Uganda’s Effective Ebola Response: The Case for Global Health System Investments

By Natalie E. Brown

At this time of year, many of us will reflect on 2022 and plan for the year ahead. And what a year it has been for Uganda, especially for public health. We rose from the worst effects of COVID-19 only to confront Ebola. Today is the International Day of Epidemic Preparedness. Thus, it is fitting that as we emerge from the worst of the current Ebola Virus Disease (EVD) outbreak, we look ahead.
While we continue our countdown to January 11, when we can declare an end to the Ebola outbreak, we must use the lessons learned to prepare for future epidemics.

There are three areas of focus to prioritize: investigate the human behaviors that led to this outbreak’s origins; create capacity for a speedier response in the future; and establish the structures, protocols, and partnerships to support research into promising vaccines and therapeutics to ensure prompt medical care during the next outbreak.
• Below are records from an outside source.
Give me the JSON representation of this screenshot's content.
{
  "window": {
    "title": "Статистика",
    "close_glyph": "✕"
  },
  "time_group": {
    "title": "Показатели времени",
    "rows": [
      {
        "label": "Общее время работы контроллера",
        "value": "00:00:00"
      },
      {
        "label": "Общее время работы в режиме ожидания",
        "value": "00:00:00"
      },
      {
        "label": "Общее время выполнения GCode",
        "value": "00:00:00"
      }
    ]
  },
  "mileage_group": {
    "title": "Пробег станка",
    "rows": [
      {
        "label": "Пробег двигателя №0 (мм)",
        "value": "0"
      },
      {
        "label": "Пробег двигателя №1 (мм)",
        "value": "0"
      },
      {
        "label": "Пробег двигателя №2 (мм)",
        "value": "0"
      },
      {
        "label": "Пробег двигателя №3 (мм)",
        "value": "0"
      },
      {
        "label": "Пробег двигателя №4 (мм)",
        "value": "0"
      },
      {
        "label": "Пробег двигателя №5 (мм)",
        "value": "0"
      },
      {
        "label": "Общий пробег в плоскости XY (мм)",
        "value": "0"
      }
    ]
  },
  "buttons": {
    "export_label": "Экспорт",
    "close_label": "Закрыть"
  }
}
Uganda has a rich history of being a site for infectious disease research, from the Rockefeller studies on Yellow Fever in western Uganda in the early 20th century, to research that first isolated the Zika virus in the eponymous forest of central Uganda in 1947. Alongside this remarkable capacity to identify novel pathogens, the country was an early adopter of the Global Health Security Agenda (GHSA), an international effort launched in 2014 to strengthen the world’s ability to prevent, detect, and effectively respond to infectious disease threats. With U.S. support, in 2013, Uganda established a national Public Health Emergency Operations Center and strengthened a network of national laboratories ready to respond to infectious disease outbreaks.
I appreciate the strong and productive partnership that we have established with the Government of Uganda. Minister of Health, Dr. Jane Ruth Aceng, mandated at the beginning of the outbreak that Uganda would lead the response, and all parties, including a multitude of local and international partners, lent support and expertise to the Uganda-led efforts. The Government of Uganda financially supported the local governments at the epicenter of the outbreak, and the donor community helped identify creative ways to unlock resources and mobilize well-positioned organizations.

No outbreak response is ever perfect, and there are always lessons to be learned. An effective response requires early, sustained, and clear coordination and collaboration. It also requires government leadership accompanied by engagement by the international community, partners, and donors. These participants must create the space for local leaders and experts to take the helm at the community level. When international partners recognize that the host country government is in the lead, we can reduce confusion, standardize patient care, and clear the path for critical community outreach, surveillance, and lab work.

Moving forward, the global community must invest in long-term partnerships that help governments strengthen health systems. Donors must be held accountable for collaborating and coordinating with the local government and ensure that resources are used with long-term strategies in mind. By conducting thorough after-action reviews, we can learn what worked and what must be improved in future outbreaks. If we truly believe that a threat anywhere is a threat everywhere – which it is – then we have a responsibility to invest in long-term solutions that will serve not only a country in acute need, but ultimately establish a stronger global system for combatting the ravages of unchecked disease epidemics.
As we mark the International Day of Epidemic Preparedness, let us resolve to apply the lessons we have learned, so we can make Uganda, the region, and the world a safer place where every man, woman, and child can thrive.

The writer is the United States ambassador to Uganda.